History

United States
- Name: USS Hingham
- Namesake: Hingham, Massachusetts
- Launched: 27 August 1943
- Sponsored by: Mrs. Katherine F. Harrington
- Commissioned: 3 November 1944
- Decommissioned: 5 June 1946
- Fate: Sold 15 August 1947 and scrapped

General characteristics
- Class & type: Tacoma-class frigate
- Displacement: 1,264 tons
- Length: 303 ft 11 in (92.63 m)
- Beam: 37 ft 6 in (11.43 m)
- Draft: 13 ft 8 in (4.17 m)
- Propulsion: Three boilers; 2 × 5,500 SHP turbines; two shafts;
- Speed: 20 knots (37 km/h)
- Complement: 190
- Armament: 3 × 3 in/50 AA guns (3×1); 4 × 40 mm guns (2×2); 9 × 20 mm guns (9×1);; 1 × Hedgehog projector; 8 × Y-gun depth charge projectors; 2 × depth charge racks;

= USS Hingham =

US Navy frigate

USS Hingham (PF-30), a frigate, was the only ship of the United States Navy to be named for Hingham, Massachusetts. Hingham, originally designated PG-138, was launched under Maritime Commission contract by Walter Butler Shipbuilding Company in Superior, Wisconsin, on 27 August 1943, sponsored by Mrs. Katherine F. Harrington; and commissioned on 3 November 1944 after outfitting at Plaquemine, Louisiana. Her first commanding officer was Lieutenant Commander W. K. Earle, USCG.

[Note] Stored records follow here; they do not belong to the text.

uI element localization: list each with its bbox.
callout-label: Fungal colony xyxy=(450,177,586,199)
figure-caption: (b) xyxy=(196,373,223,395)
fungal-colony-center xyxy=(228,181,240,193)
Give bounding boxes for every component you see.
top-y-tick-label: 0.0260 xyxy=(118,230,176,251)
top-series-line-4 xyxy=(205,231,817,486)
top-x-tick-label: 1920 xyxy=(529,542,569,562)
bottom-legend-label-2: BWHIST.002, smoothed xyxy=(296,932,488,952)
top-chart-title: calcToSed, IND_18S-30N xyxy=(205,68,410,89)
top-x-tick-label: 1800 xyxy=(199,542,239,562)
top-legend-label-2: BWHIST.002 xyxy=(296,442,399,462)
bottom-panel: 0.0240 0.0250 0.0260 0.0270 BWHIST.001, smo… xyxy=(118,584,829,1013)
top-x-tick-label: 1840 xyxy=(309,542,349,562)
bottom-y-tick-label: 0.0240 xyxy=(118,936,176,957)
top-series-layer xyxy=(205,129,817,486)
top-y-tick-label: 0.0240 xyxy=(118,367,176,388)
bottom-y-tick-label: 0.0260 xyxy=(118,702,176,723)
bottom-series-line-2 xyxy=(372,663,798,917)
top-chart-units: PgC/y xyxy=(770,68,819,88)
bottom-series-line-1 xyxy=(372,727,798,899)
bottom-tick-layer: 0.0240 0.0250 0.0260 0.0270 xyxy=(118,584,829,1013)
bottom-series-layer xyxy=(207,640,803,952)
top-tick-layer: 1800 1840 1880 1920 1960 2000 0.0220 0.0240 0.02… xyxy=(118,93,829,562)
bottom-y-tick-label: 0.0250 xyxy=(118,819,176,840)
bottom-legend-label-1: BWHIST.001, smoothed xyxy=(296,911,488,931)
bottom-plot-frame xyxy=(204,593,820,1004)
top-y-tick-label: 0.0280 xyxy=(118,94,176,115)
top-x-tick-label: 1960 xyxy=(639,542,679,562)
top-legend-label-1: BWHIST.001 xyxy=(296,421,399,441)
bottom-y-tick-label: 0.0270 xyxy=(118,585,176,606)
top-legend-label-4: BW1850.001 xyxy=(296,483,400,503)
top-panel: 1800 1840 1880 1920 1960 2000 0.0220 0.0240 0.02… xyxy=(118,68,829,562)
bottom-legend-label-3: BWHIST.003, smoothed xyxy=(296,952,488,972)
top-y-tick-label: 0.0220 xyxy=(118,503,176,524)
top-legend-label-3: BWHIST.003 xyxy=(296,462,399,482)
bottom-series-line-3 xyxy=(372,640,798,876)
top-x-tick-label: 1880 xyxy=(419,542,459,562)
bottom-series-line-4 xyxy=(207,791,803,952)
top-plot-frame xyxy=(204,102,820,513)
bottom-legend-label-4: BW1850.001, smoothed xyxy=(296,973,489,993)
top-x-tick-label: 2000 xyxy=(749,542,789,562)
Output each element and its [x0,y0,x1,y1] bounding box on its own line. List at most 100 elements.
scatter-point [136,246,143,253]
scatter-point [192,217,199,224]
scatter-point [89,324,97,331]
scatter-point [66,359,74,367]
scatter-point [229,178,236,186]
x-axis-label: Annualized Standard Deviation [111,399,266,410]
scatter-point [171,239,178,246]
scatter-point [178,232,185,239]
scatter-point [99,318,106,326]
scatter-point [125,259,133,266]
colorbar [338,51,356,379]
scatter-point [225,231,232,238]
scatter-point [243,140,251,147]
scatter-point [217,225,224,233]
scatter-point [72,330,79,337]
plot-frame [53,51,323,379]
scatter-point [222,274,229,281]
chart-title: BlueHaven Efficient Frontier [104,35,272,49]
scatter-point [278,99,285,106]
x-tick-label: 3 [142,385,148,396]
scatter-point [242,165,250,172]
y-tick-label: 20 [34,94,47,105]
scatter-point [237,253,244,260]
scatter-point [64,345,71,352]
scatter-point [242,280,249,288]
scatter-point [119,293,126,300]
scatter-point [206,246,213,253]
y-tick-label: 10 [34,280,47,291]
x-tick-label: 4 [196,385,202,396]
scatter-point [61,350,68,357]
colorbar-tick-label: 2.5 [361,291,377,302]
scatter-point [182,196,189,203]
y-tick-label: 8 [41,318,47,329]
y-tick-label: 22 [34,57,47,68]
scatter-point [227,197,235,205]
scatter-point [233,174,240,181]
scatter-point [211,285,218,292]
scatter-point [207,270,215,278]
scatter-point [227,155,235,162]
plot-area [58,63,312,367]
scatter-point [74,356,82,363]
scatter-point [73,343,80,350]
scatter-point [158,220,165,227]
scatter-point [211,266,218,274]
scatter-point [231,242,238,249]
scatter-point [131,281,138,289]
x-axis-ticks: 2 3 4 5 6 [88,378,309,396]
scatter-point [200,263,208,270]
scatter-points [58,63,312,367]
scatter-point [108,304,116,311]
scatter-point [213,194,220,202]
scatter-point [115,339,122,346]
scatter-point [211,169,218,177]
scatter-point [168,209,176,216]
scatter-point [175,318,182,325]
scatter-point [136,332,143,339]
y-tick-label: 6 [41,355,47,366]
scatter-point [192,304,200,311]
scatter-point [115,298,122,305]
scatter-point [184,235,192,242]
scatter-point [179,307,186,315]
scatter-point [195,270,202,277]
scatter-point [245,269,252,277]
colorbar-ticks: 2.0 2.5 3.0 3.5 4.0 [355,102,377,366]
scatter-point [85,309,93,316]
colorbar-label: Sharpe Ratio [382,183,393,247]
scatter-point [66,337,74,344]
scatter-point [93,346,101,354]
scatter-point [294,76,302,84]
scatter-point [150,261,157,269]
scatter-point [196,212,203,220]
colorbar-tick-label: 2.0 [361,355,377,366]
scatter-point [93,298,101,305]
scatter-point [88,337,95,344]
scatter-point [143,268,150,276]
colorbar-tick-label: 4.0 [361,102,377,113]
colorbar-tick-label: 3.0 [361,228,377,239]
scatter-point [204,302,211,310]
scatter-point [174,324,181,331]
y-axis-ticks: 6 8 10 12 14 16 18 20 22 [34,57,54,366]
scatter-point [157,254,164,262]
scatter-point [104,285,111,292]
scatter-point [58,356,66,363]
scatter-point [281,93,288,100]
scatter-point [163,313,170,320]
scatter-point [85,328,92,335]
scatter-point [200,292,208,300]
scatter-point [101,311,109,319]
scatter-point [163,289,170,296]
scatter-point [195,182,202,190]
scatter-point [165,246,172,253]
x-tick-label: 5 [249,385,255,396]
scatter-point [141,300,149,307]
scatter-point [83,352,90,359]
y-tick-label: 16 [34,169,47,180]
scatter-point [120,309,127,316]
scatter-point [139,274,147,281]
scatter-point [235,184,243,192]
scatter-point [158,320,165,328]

Following shakedown training out of Bermuda, Hingham finished conversion to a weather ship at Boston, Massachusetts, and after escorting a merchant ship from NS Argentia, Newfoundland, to Boston reported on 3 January 1945 to the North Atlantic Weather Patrol. The ship then took up the arduous duties of weather patrol in the North Atlantic during winter, performing the task of reporting so vital to convoying and warship movements alike. She remained on station after the close of World War II, returning to Boston on 4 May 1946.

Hingham then sailed to Charleston, South Carolina, where she was decommissioned on 5 June 1946. The frigate was sold on 15 August 1947 to Sun Shipbuilding & Dry Dock Company of Chester, Pennsylvania, and scrapped.